Some of the projects include Borculo Fuel Services in Blendon Township, MS Metal Solutions in Grand Haven Township, Pere Marquette Place in Grand Haven, Village Green in Hudsonville, property at 223 N. River in Holland Township, and North Side Triangle, also in Holland Township. Other sites for planned redevelopment are in Spring Lake, Holland and Zeeland.
“When we made our application to the EPA, we gave them specific target areas where we wanted to see the funds expended and we used a lot of the money in those areas, but we have done a nice job of spreading them across Ottawa County,” said Miller.

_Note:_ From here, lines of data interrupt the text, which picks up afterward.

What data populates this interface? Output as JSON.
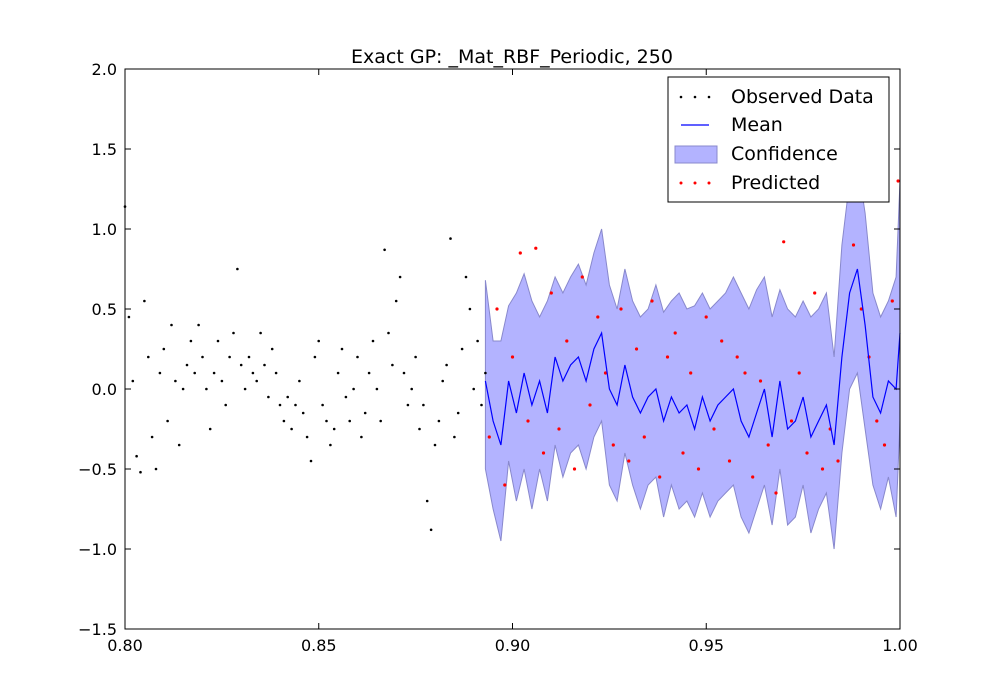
{
  "chart_data": {
    "type": "scatter",
    "title": "Exact GP: _Mat_RBF_Periodic, 250",
    "xlabel": "",
    "ylabel": "",
    "xlim": [
      0.8,
      1.0
    ],
    "ylim": [
      -1.5,
      2.0
    ],
    "x_ticks": [
      "0.80",
      "0.85",
      "0.90",
      "0.95",
      "1.00"
    ],
    "y_ticks": [
      "−1.5",
      "−1.0",
      "−0.5",
      "0.0",
      "0.5",
      "1.0",
      "1.5",
      "2.0"
    ],
    "grid": false,
    "legend_position": "top-right",
    "series": [
      {
        "name": "Observed Data",
        "kind": "points",
        "color": "#000000",
        "x": [
          0.8,
          0.801,
          0.802,
          0.803,
          0.804,
          0.805,
          0.806,
          0.807,
          0.808,
          0.809,
          0.81,
          0.811,
          0.812,
          0.813,
          0.814,
          0.815,
          0.816,
          0.817,
          0.818,
          0.819,
          0.82,
          0.821,
          0.822,
          0.823,
          0.824,
          0.825,
          0.826,
          0.827,
          0.828,
          0.829,
          0.83,
          0.831,
          0.832,
          0.833,
          0.834,
          0.835,
          0.836,
          0.837,
          0.838,
          0.839,
          0.84,
          0.841,
          0.842,
          0.843,
          0.844,
          0.845,
          0.846,
          0.847,
          0.848,
          0.849,
          0.85,
          0.851,
          0.852,
          0.853,
          0.854,
          0.855,
          0.856,
          0.857,
          0.858,
          0.859,
          0.86,
          0.861,
          0.862,
          0.863,
          0.864,
          0.865,
          0.866,
          0.867,
          0.868,
          0.869,
          0.87,
          0.871,
          0.872,
          0.873,
          0.874,
          0.875,
          0.876,
          0.877,
          0.878,
          0.879,
          0.88,
          0.881,
          0.882,
          0.883,
          0.884,
          0.885,
          0.886,
          0.887,
          0.888,
          0.889,
          0.89,
          0.891,
          0.892,
          0.893
        ],
        "y": [
          1.14,
          0.45,
          0.05,
          -0.42,
          -0.52,
          0.55,
          0.2,
          -0.3,
          -0.5,
          0.1,
          0.25,
          -0.2,
          0.4,
          0.05,
          -0.35,
          0.0,
          0.15,
          0.3,
          0.1,
          0.4,
          0.2,
          0.0,
          -0.25,
          0.1,
          0.3,
          0.05,
          -0.1,
          0.2,
          0.35,
          0.75,
          0.15,
          0.0,
          0.2,
          0.1,
          0.05,
          0.35,
          0.15,
          -0.05,
          0.25,
          0.1,
          -0.1,
          -0.2,
          -0.05,
          -0.25,
          -0.1,
          0.05,
          -0.15,
          -0.3,
          -0.45,
          0.2,
          0.3,
          -0.1,
          -0.2,
          -0.35,
          -0.25,
          0.1,
          0.25,
          -0.05,
          -0.2,
          0.0,
          0.2,
          -0.3,
          -0.15,
          0.1,
          0.3,
          0.0,
          -0.2,
          0.87,
          0.35,
          0.15,
          0.55,
          0.7,
          0.1,
          -0.1,
          0.0,
          0.2,
          -0.25,
          -0.1,
          -0.7,
          -0.88,
          -0.35,
          -0.2,
          0.05,
          0.15,
          0.94,
          -0.3,
          -0.15,
          0.25,
          0.7,
          0.5,
          0.0,
          0.3,
          -0.1,
          0.1
        ]
      },
      {
        "name": "Mean",
        "kind": "line",
        "color": "#0000ff",
        "x": [
          0.893,
          0.895,
          0.897,
          0.899,
          0.901,
          0.903,
          0.905,
          0.907,
          0.909,
          0.911,
          0.913,
          0.915,
          0.917,
          0.919,
          0.921,
          0.923,
          0.925,
          0.927,
          0.929,
          0.931,
          0.933,
          0.935,
          0.937,
          0.939,
          0.941,
          0.943,
          0.945,
          0.947,
          0.949,
          0.951,
          0.953,
          0.955,
          0.957,
          0.959,
          0.961,
          0.963,
          0.965,
          0.967,
          0.969,
          0.971,
          0.973,
          0.975,
          0.977,
          0.979,
          0.981,
          0.983,
          0.985,
          0.987,
          0.989,
          0.991,
          0.993,
          0.995,
          0.997,
          0.999,
          1.0
        ],
        "y": [
          0.05,
          -0.2,
          -0.35,
          0.05,
          -0.15,
          0.1,
          -0.1,
          0.05,
          -0.15,
          0.2,
          0.05,
          0.15,
          0.2,
          0.05,
          0.25,
          0.35,
          0.0,
          -0.1,
          0.15,
          -0.05,
          -0.15,
          -0.05,
          0.0,
          -0.2,
          -0.05,
          -0.15,
          -0.1,
          -0.25,
          -0.05,
          -0.2,
          -0.1,
          -0.05,
          0.0,
          -0.2,
          -0.3,
          -0.15,
          0.0,
          -0.3,
          0.05,
          -0.25,
          -0.2,
          -0.05,
          -0.3,
          -0.2,
          -0.1,
          -0.35,
          0.2,
          0.6,
          0.75,
          0.4,
          -0.05,
          -0.15,
          0.05,
          0.0,
          0.35
        ]
      },
      {
        "name": "Confidence",
        "kind": "band",
        "color": "#b3b3ff",
        "x": [
          0.893,
          0.895,
          0.897,
          0.899,
          0.901,
          0.903,
          0.905,
          0.907,
          0.909,
          0.911,
          0.913,
          0.915,
          0.917,
          0.919,
          0.921,
          0.923,
          0.925,
          0.927,
          0.929,
          0.931,
          0.933,
          0.935,
          0.937,
          0.939,
          0.941,
          0.943,
          0.945,
          0.947,
          0.949,
          0.951,
          0.953,
          0.955,
          0.957,
          0.959,
          0.961,
          0.963,
          0.965,
          0.967,
          0.969,
          0.971,
          0.973,
          0.975,
          0.977,
          0.979,
          0.981,
          0.983,
          0.985,
          0.987,
          0.989,
          0.991,
          0.993,
          0.995,
          0.997,
          0.999,
          1.0
        ],
        "upper": [
          0.68,
          0.3,
          0.3,
          0.52,
          0.6,
          0.72,
          0.55,
          0.45,
          0.55,
          0.7,
          0.6,
          0.7,
          0.78,
          0.65,
          0.85,
          1.0,
          0.65,
          0.5,
          0.75,
          0.55,
          0.45,
          0.5,
          0.65,
          0.48,
          0.55,
          0.6,
          0.5,
          0.52,
          0.6,
          0.5,
          0.55,
          0.6,
          0.7,
          0.6,
          0.5,
          0.62,
          0.7,
          0.45,
          0.62,
          0.5,
          0.45,
          0.55,
          0.45,
          0.5,
          0.6,
          0.2,
          0.9,
          1.3,
          1.42,
          1.1,
          0.6,
          0.45,
          0.55,
          0.7,
          1.3
        ],
        "lower": [
          -0.5,
          -0.75,
          -0.95,
          -0.45,
          -0.7,
          -0.5,
          -0.75,
          -0.5,
          -0.7,
          -0.35,
          -0.55,
          -0.4,
          -0.35,
          -0.5,
          -0.3,
          -0.2,
          -0.6,
          -0.7,
          -0.4,
          -0.6,
          -0.75,
          -0.6,
          -0.55,
          -0.8,
          -0.6,
          -0.75,
          -0.7,
          -0.8,
          -0.65,
          -0.8,
          -0.7,
          -0.65,
          -0.6,
          -0.8,
          -0.9,
          -0.75,
          -0.6,
          -0.85,
          -0.5,
          -0.85,
          -0.8,
          -0.6,
          -0.9,
          -0.75,
          -0.65,
          -1.0,
          -0.4,
          0.0,
          0.1,
          -0.25,
          -0.6,
          -0.75,
          -0.55,
          -0.8,
          -0.2
        ]
      },
      {
        "name": "Predicted",
        "kind": "points",
        "color": "#ff0000",
        "x": [
          0.894,
          0.896,
          0.898,
          0.9,
          0.902,
          0.904,
          0.906,
          0.908,
          0.91,
          0.912,
          0.914,
          0.916,
          0.918,
          0.92,
          0.922,
          0.924,
          0.926,
          0.928,
          0.93,
          0.932,
          0.934,
          0.936,
          0.938,
          0.94,
          0.942,
          0.944,
          0.946,
          0.948,
          0.95,
          0.952,
          0.954,
          0.956,
          0.958,
          0.96,
          0.962,
          0.964,
          0.966,
          0.968,
          0.97,
          0.972,
          0.974,
          0.976,
          0.978,
          0.98,
          0.982,
          0.984,
          0.986,
          0.988,
          0.99,
          0.992,
          0.994,
          0.996,
          0.998,
          0.9995
        ],
        "y": [
          -0.3,
          0.5,
          -0.6,
          0.2,
          0.85,
          -0.2,
          0.88,
          -0.4,
          0.6,
          -0.25,
          0.3,
          -0.5,
          0.7,
          -0.1,
          0.45,
          0.1,
          -0.35,
          0.5,
          -0.45,
          0.25,
          -0.3,
          0.55,
          -0.55,
          0.2,
          0.35,
          -0.4,
          0.1,
          -0.5,
          0.45,
          -0.25,
          0.3,
          -0.45,
          0.2,
          0.1,
          -0.55,
          0.05,
          -0.35,
          -0.65,
          0.92,
          -0.2,
          0.1,
          -0.4,
          0.6,
          -0.5,
          -0.25,
          -0.45,
          1.25,
          0.9,
          0.5,
          0.2,
          -0.2,
          -0.35,
          0.55,
          1.3
        ]
      }
    ]
  }
}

Of the 29 hazardous substance and petroleum brownfield assessment projects underway in Ottawa County, approximately 14 will be redeveloped into office and retail space, four will be transitioned into industrial space, four will be converted for commercial use, two will be modified into residential space, two will be used for mixed use or office space, and the remaining two will be adapted into recreational or green space.
“We had a former gas station at the corner of Waverly and Beechtree in Grand Haven where they had demolished the structure, but they left the tanks in the ground and they were just sitting there for a decade,” said Miller. “Someone came along and wanted to redevelop the site again as a gas station, but there were all of these unknowns at the site. Our ability to go in and spend the assessment dollars to help characterize the site gave them the confidence to go forward with the development.”
Miller said in addition to the investment and job creation benefits, one of the “beautiful things about this program is it takes buildings that have been siting vacant for a long time (and) puts them back into productive use.”
The projects are expected to have positive impacts on the community, including blight removal, an increased tax base and improved environmental conditions.
“A lot of our projects are partially complete. … We are midstream in some of these projects, but the cycle is coming up for another application and our funds are running out,” said Miller. “I think this is just a tremendous way to leverage a little bit amount of money to redevelop some of these vacant sites.”
As of June 30, 18 projects had completed Phase I ESA reports, two had completed Phase II ESAs, one had finished a BEA and one project had completed a clean-up plan, according to the Ottawa County Brownfield Quarterly Progress Report for April through June 2015.
The OCBRA is still accepting project proposals for the remaining $40,000 and anticipates applying for a second round of financing for FY2016. The funding will be available late 2016 if the county receives another award.